Some readers will no doubt respond that in the early verses of 1 Corinthians 14 the apostle contrasts prophecy and tongue-speaking, stating that the prophet “edifies himself,” and therefore is actively encouraging the practice of private tongue-speaking. I confess that I question whether this is the right deduction to draw. Two reasons make me hesitate.
First, “edification” in the New Testament is invariably a ministry that builds up others. The Greek word oikodomeo mean literally “to build,” and is used of building cities, houses, synagogues, etc. Used figuratively it is applied to the church. “I will build my church,” said Jesus (Mt 16:16). “You are ...God’s building,” wrote the apostle Paul (1 Cor 3:9; cf. Eph 2:20-21), and “like living stones” are being “built into a spiritual house,” added Peter (1 Pet 2:5). From this basic meaning the word came to be used of “strengthening, establishing, edifying” Christians and churches. Luke write that the Palestinian church was “being built up,” and Paul that his his apostolic authority had been given him “for your upbuilding” (Act 9:31; 2 Cor 10:8; 12:19; 13:10). In addition, Christians have a ministry of “mutual upbuilding” (Rom 14:19) in which they are to “build one another up” (1 Thess 5:11; cf. Rom 15:2; Eph 4:20; Jude 20). And if it be asked what edifies the church more than anything else, Paul would reply “truth” (Acts 20:32; cf Col 2:7) and “love” (1 Cor 8:1; cf 10:23). The same emphasis on building up others prevails in 1 Corinthians 14, in that not only does the prophet “edify” by his message (verse 3-4) but in public worship “all things” are to be “done for edification” (verse 26; cf verse 17) and all Christians are to “strive to excel in building up the church” (verse 12; cf. verse 5). Now in the light of this consistent New Testament emphasis on edification as a ministry to others and to the church, what are we to make of the one and only exception, which sat that the tongue-speaker “edifies himself”? Surely there must be at least some degree of irony in what Paul writes, for the phrase is almost a contradiction in terms. Self-edification is simply not what edification is all about in the New Testament.

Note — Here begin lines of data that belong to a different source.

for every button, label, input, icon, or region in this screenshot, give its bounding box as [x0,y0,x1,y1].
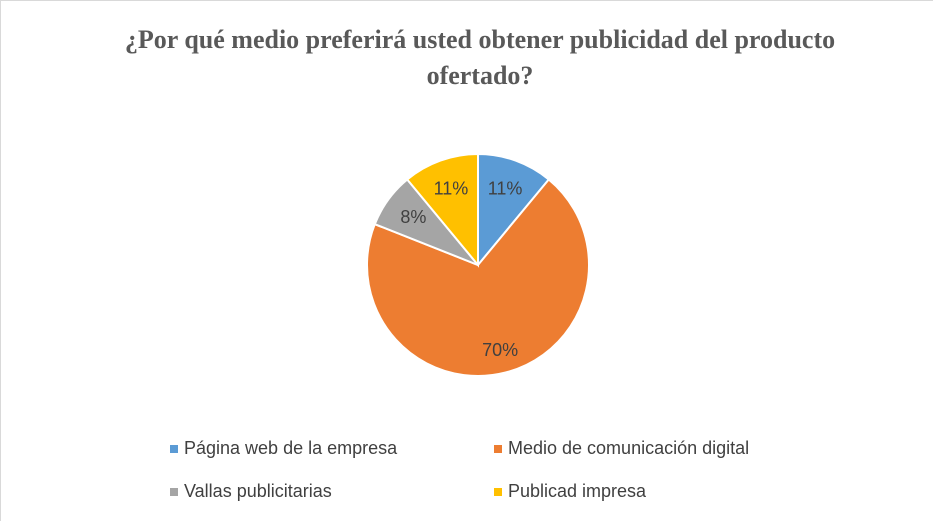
data-label: 8% [400,207,426,227]
legend-marker [494,488,502,496]
pie-slice [366,178,590,377]
chart-title: ¿Por qué medio preferirá usted obtener p… [124,25,836,90]
legend-label: Página web de la empresa [184,438,398,458]
pie-slice [477,152,551,268]
legend-marker [170,445,178,453]
data-label: 70% [482,340,518,360]
legend-label: Medio de comunicación digital [508,438,749,458]
legend-label: Publicad impresa [508,481,647,501]
legend-label: Vallas publicitarias [184,481,332,501]
data-label: 11% [434,179,469,199]
data-label: 11% [488,179,523,199]
legend-marker [494,445,502,453]
pie-slice [405,152,479,268]
legend-marker [170,488,178,496]
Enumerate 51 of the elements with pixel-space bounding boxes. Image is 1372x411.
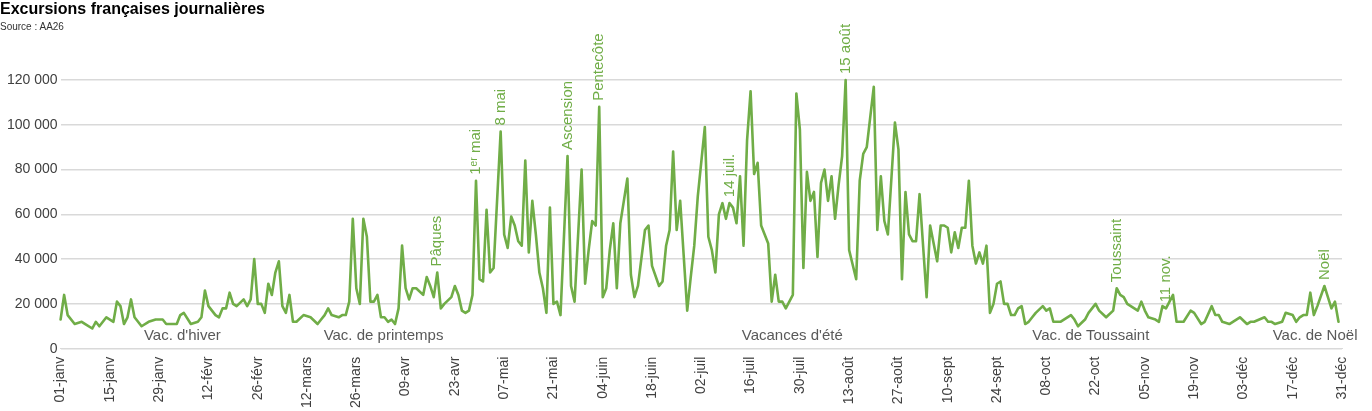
x-tick-label: 31-déc [1332,356,1349,400]
annotation: Pentecôte [589,33,607,101]
x-tick-label: 09-avr [396,356,413,397]
x-tick-label: 17-déc [1283,356,1300,400]
x-tick-label: 29-janv [150,356,167,403]
y-tick-label: 20 000 [14,294,58,311]
x-tick-label: 26-mars [347,356,364,409]
x-tick-label: 04-juin [593,356,610,399]
annotation: Vac. d'hiver [143,325,221,343]
x-tick-label: 08-oct [1037,356,1054,396]
annotation: Vac. de printemps [323,325,444,343]
x-tick-label: 05-nov [1135,356,1152,400]
annotation: 15 août [835,23,853,74]
x-tick-label: 12-mars [297,356,314,409]
annotation: Vacances d'été [741,325,843,343]
annotation: Toussaint [1106,218,1124,283]
y-tick-label: 0 [49,339,58,356]
x-tick-label: 23-avr [445,356,462,397]
source-note: Source : AA26 [0,21,64,32]
x-tick-label: 21-mai [544,356,561,400]
y-tick-label: 80 000 [14,160,58,177]
y-tick-label: 120 000 [7,70,58,87]
annotation: Vac. de Toussaint [1032,325,1151,343]
x-tick-label: 10-sept [938,356,955,404]
x-tick-label: 07-mai [495,356,512,400]
annotation: 8 mai [490,88,508,126]
x-tick-label: 19-nov [1185,356,1202,400]
annotation: Pâques [427,215,445,267]
x-tick-label: 30-juil [790,356,807,395]
x-tick-label: 27-août [889,356,906,405]
annotation: Vac. de Noël [1272,325,1358,343]
x-tick-label: 24-sept [987,356,1004,404]
x-tick-label: 22-oct [1086,356,1103,396]
annotation: 11 nov. [1156,255,1174,303]
annotation: Noël [1314,249,1332,280]
x-tick-label: 03-déc [1234,356,1251,400]
annotation: 14 juil. [719,153,737,198]
x-tick-label: 12-févr [199,356,216,401]
chart-title: Excursions françaises journalières [0,0,266,18]
annotation: Ascension [557,80,575,151]
y-tick-label: 60 000 [14,205,58,222]
x-tick-label: 15-janv [100,356,117,403]
annotation: 1ᵉʳ mai [466,128,484,175]
x-tick-label: 01-janv [51,356,68,403]
x-tick-label: 18-juin [642,356,659,399]
x-tick-label: 26-févr [248,356,265,401]
y-tick-label: 40 000 [14,249,58,266]
x-tick-label: 16-juil [741,356,758,395]
y-tick-label: 100 000 [7,115,58,132]
x-tick-label: 13-août [840,356,857,405]
x-tick-label: 02-juil [692,356,709,395]
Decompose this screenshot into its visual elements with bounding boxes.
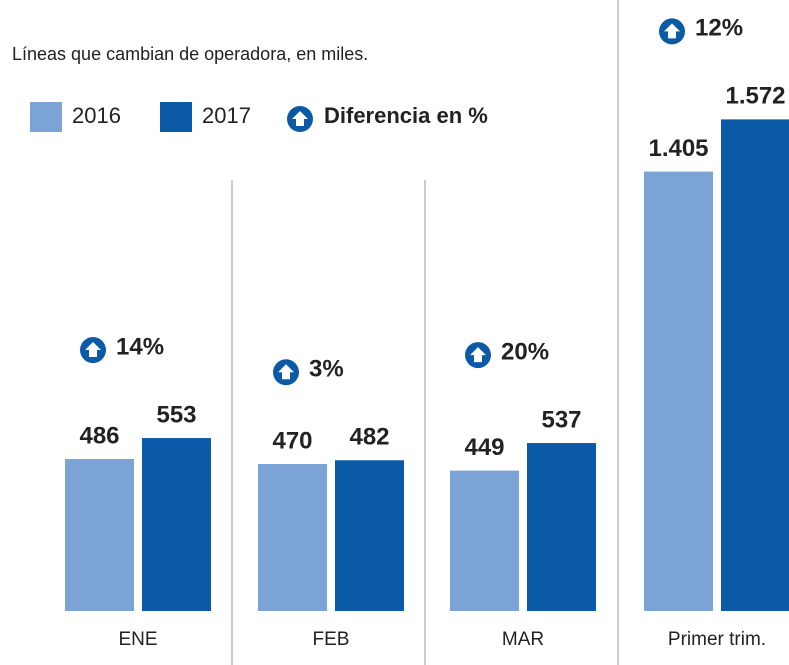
legend-swatch — [160, 102, 192, 132]
x-tick-label: MAR — [502, 629, 544, 650]
value-label: 470 — [272, 427, 312, 454]
difference-label: 3% — [309, 356, 344, 383]
x-tick-label: Primer trim. — [668, 629, 766, 650]
bar — [65, 459, 134, 611]
value-label: 486 — [79, 422, 119, 449]
x-tick-label: ENE — [118, 629, 157, 650]
bar — [142, 438, 211, 611]
difference-label: 14% — [116, 333, 164, 360]
value-label: 1.405 — [648, 135, 708, 162]
bar — [644, 171, 713, 612]
up-icon — [80, 337, 106, 364]
value-label: 553 — [156, 401, 196, 428]
icon-arrow — [470, 347, 486, 363]
up-icon — [465, 342, 491, 369]
value-label: 482 — [349, 424, 389, 451]
up-icon — [273, 359, 299, 386]
x-tick-label: FEB — [313, 629, 350, 650]
value-label: 1.572 — [725, 83, 785, 110]
up-icon — [287, 106, 313, 132]
legend-label: 2016 — [72, 103, 121, 128]
bar — [450, 470, 519, 611]
difference-label: 12% — [695, 15, 743, 42]
bar — [258, 464, 327, 611]
bar — [721, 119, 789, 611]
up-icon — [659, 18, 685, 45]
value-label: 537 — [541, 406, 581, 433]
value-label: 449 — [464, 434, 504, 461]
chart-title: Líneas que cambian de operadora, en mile… — [12, 44, 368, 64]
icon-arrow — [85, 342, 101, 358]
difference-label: 20% — [501, 338, 549, 365]
legend-label: Diferencia en % — [324, 103, 488, 128]
icon-arrow — [278, 364, 294, 380]
legend-label: 2017 — [202, 103, 251, 128]
icon-arrow — [664, 23, 680, 39]
bar — [527, 443, 596, 611]
bar — [335, 460, 404, 611]
legend-swatch — [30, 102, 62, 132]
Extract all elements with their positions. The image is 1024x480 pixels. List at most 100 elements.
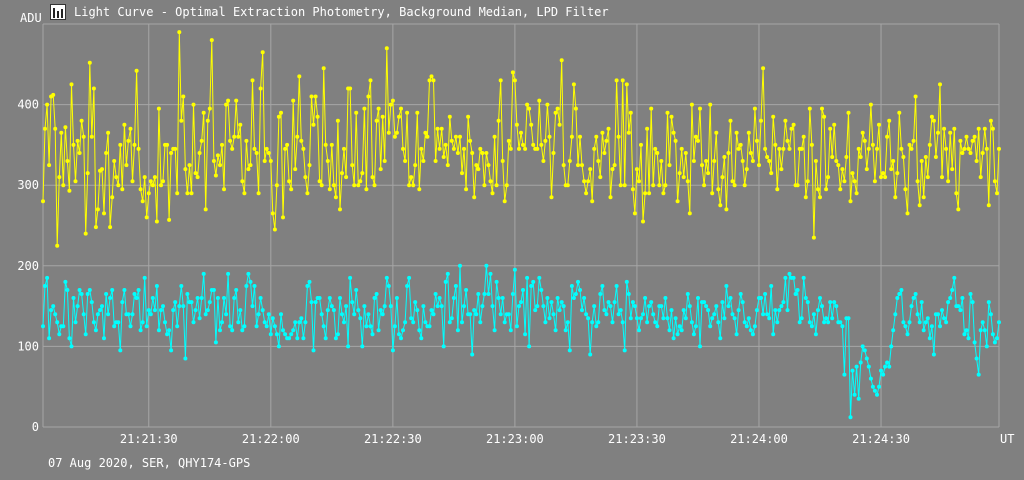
- data-point: [559, 300, 564, 305]
- data-point: [984, 344, 989, 349]
- data-point: [126, 312, 131, 317]
- data-point: [43, 284, 47, 288]
- data-point: [309, 94, 314, 99]
- data-point: [185, 292, 190, 296]
- data-point: [303, 175, 308, 180]
- data-point: [744, 167, 749, 172]
- data-point: [289, 332, 294, 337]
- data-point: [317, 179, 322, 184]
- data-point: [270, 211, 275, 216]
- data-point: [673, 138, 678, 143]
- data-point: [614, 78, 619, 83]
- data-point: [462, 304, 466, 309]
- series-layer: [41, 30, 1001, 420]
- data-point: [134, 296, 139, 300]
- data-point: [677, 171, 682, 176]
- data-point: [71, 296, 76, 300]
- data-point: [77, 151, 82, 155]
- data-point: [102, 336, 106, 341]
- data-point: [765, 155, 770, 159]
- data-point: [757, 163, 761, 168]
- data-point: [344, 304, 349, 309]
- data-point: [620, 78, 625, 83]
- data-point: [582, 179, 587, 184]
- data-point: [563, 328, 568, 333]
- data-point: [321, 66, 326, 71]
- data-point: [362, 304, 367, 309]
- x-tick-label: 21:23:30: [608, 432, 666, 446]
- data-point: [472, 308, 477, 313]
- data-point: [805, 179, 810, 184]
- data-point: [551, 312, 556, 317]
- chart-app-icon[interactable]: [50, 4, 66, 20]
- data-point: [209, 38, 214, 43]
- data-point: [773, 308, 778, 313]
- data-point: [893, 195, 898, 200]
- data-point: [714, 304, 719, 309]
- data-point: [938, 324, 942, 329]
- data-point: [388, 102, 393, 107]
- data-point: [944, 320, 949, 325]
- data-point: [413, 300, 418, 305]
- data-point: [923, 320, 928, 325]
- data-point: [248, 279, 253, 284]
- data-point: [116, 183, 121, 188]
- grid: [42, 23, 1000, 428]
- data-point: [639, 316, 643, 321]
- series-cyan: [41, 263, 1001, 420]
- data-point: [262, 320, 267, 325]
- data-point: [417, 328, 422, 333]
- data-point: [775, 320, 780, 325]
- data-point: [301, 146, 306, 151]
- data-point: [191, 320, 196, 325]
- data-point: [840, 324, 845, 329]
- data-point: [167, 217, 172, 222]
- data-point: [785, 138, 790, 143]
- data-point: [738, 142, 743, 147]
- data-point: [85, 292, 90, 296]
- data-point: [822, 320, 827, 325]
- data-point: [171, 308, 176, 313]
- data-point: [838, 320, 843, 325]
- data-point: [144, 324, 149, 329]
- data-point: [541, 159, 546, 163]
- data-point: [919, 300, 924, 305]
- data-point: [104, 151, 109, 155]
- data-point: [612, 163, 617, 168]
- data-point: [698, 106, 702, 111]
- data-point: [148, 179, 153, 184]
- data-point: [173, 146, 178, 151]
- data-point: [309, 300, 314, 305]
- data-point: [883, 175, 888, 180]
- data-point: [846, 316, 851, 321]
- data-point: [907, 320, 912, 325]
- series-line: [42, 32, 1000, 246]
- data-point: [598, 292, 603, 296]
- data-point: [763, 292, 768, 296]
- data-point: [287, 336, 292, 341]
- data-point: [946, 179, 951, 184]
- data-point: [622, 183, 627, 188]
- data-point: [132, 142, 137, 147]
- data-point: [321, 324, 326, 329]
- data-point: [600, 284, 605, 288]
- data-point: [842, 179, 847, 184]
- data-point: [700, 163, 704, 168]
- data-point: [940, 175, 944, 180]
- data-point: [470, 151, 475, 155]
- data-point: [716, 187, 721, 192]
- data-point: [911, 138, 916, 143]
- data-point: [354, 110, 359, 115]
- data-point: [368, 78, 373, 83]
- data-point: [480, 304, 485, 309]
- data-point: [327, 296, 332, 300]
- data-point: [881, 372, 886, 377]
- data-point: [69, 344, 74, 349]
- data-point: [972, 134, 977, 139]
- data-point: [702, 183, 707, 188]
- data-point: [486, 163, 491, 168]
- data-point: [122, 288, 127, 292]
- data-point: [976, 126, 981, 131]
- data-point: [555, 106, 560, 111]
- data-point: [453, 134, 458, 139]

Second, we have to read the expression in the light of the teaching we have already considered that all spiritual gifts are service gifts, bestowed “for the common good” for ministry to others. How, then, can this one gift be turned in upon itself and be exercised for personal good instead of the common good? Must one not say that this involves a misuse of a gift? What would one think of a believer with a teaching gift who uses it only to give himself private instruction, or of a man with a healing gift who healed no one but himself? It is hard to justify the self-directed use of a gift specifically bestowed for the benefit of others.
So for these two reasons it seems to me that there must be a note of irony, if not of sarcasm, in Paul’s voice as he writes of the tongue-speaker edifying himself. He takes it for granted that the Corinthians, to whom he had clearly explained the purpose of spiritual gifts in chapter 12, we get his meaning and not need him to spell it out any further.